Selalu mengawali lagu dengan berkata, "Permisi...." Tapi penonton mesti bersabar beberapa saat karena tangannya malah sibuk menyetem gitar. Ia mengawali konser dengan lagu Kaki Langit Cintaku Berlabuh. Dan penonton bersuit atau bertepuk dan lalu Leo seperti berbisik, "Angin malam berbisik padaku/ Mengapa bersedih/ Pilar-pilar tegar gema memanjang/ Abadi cintaku...." Berikutnya banyak gurauan Leo dan celetukan penonton khas Jawa Timuran. Setiap ia bilang permisi, ada yang menyahut, "Iyo", "Oke", atau "Yo, wis kono".
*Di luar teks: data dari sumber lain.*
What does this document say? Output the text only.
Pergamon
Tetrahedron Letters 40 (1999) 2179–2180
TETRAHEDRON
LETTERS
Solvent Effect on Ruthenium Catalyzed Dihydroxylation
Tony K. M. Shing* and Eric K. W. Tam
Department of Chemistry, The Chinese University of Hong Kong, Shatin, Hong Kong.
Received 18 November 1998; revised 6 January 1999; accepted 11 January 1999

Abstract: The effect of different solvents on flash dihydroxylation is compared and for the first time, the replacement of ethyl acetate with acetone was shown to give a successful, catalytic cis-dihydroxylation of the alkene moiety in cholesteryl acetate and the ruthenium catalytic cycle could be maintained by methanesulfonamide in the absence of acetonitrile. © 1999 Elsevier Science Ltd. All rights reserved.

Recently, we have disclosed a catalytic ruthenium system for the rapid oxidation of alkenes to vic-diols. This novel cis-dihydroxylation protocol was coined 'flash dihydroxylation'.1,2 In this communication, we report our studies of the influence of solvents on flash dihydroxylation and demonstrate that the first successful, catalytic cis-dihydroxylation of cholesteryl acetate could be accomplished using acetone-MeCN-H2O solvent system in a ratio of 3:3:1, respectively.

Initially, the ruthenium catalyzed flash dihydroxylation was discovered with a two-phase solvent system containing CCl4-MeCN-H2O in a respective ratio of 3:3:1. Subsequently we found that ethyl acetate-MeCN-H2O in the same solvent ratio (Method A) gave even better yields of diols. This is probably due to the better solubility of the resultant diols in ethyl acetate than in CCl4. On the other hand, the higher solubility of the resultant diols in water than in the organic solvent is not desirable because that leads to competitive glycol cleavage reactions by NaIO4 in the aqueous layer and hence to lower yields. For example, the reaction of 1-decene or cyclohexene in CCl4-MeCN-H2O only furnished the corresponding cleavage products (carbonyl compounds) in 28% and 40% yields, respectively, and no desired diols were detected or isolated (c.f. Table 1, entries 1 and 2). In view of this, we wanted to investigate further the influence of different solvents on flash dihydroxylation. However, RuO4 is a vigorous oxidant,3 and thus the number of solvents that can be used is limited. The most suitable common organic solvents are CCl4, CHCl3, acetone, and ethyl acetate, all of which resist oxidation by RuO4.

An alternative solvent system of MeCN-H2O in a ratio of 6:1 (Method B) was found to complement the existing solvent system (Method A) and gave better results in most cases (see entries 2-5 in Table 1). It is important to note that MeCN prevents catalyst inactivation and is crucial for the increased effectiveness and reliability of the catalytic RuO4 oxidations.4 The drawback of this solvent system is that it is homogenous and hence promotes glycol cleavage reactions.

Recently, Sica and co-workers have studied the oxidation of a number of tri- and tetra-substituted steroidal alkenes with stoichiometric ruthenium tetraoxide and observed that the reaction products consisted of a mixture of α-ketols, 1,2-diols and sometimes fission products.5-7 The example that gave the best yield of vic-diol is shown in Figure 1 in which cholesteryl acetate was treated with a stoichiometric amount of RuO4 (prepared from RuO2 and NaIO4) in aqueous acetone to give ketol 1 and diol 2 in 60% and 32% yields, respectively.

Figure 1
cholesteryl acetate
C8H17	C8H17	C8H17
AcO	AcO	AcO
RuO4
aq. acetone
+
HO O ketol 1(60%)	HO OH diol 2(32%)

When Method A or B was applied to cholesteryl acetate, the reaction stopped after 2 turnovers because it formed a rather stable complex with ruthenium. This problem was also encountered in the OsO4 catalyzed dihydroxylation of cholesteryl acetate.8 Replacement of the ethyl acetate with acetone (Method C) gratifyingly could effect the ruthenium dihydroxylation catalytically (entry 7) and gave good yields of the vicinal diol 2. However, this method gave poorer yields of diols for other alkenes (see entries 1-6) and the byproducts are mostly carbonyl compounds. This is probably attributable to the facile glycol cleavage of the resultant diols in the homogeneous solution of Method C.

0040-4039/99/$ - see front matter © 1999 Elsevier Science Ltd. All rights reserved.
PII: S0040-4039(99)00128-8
Kali lain Leo melantunkan tembang mengentak-entak dengan kocokan gitarnya yang garang, Tanah Merah in Memoriam. Di sela lagu Leo juga bertutur. Ia mengajak penonton bercerita mengenai hobi barunya, naik sepeda. Ia berteori tentang bagaimana mengayuh sepeda agar tak cepat capek. Begitulah, lewat syair dia memang bercerita tentang apa saja. Penonton pun kemudian meminta untuk bernyanyi. Dan seperti biasa Leo cengengesan. "Lagu opo yo," gumamnya. "Ah iki wae," kata Leo gembira.
Ia lalu berbisik tentang bagaimana belakangan begitu banyak terjadi bencana di negeri ini. Karena itu, agar bencana-bencana tidak jadi sekadar kenangan buruk, Leo menyanyikan Bencana Tanah Negara dalam album pertamanya Nyanyian Fajar (1976). "Rumah-rumah roboh, sekolah-sekolah roboh, jangan sampai rumah-rumah dan sekolah-sekolah di dalam diri kita yang roboh," kata Leo sebelum memulai. Dalam Apa dan Siapa di situs Pusat Data Analisa TEMPO, anak kedua dari empat bersaudara ini sejak di SD aktif dalam kegiatan menyanyi di gereja, bagian dari kegiatan sekolahnya yang Kristen. Ia pernah berkata "Saya menerima musik sebagai sahabat, menyambut nyanyian sebagai kecintaan." Di SMP pula ia mendapat sebuah gitar dari ayahnya.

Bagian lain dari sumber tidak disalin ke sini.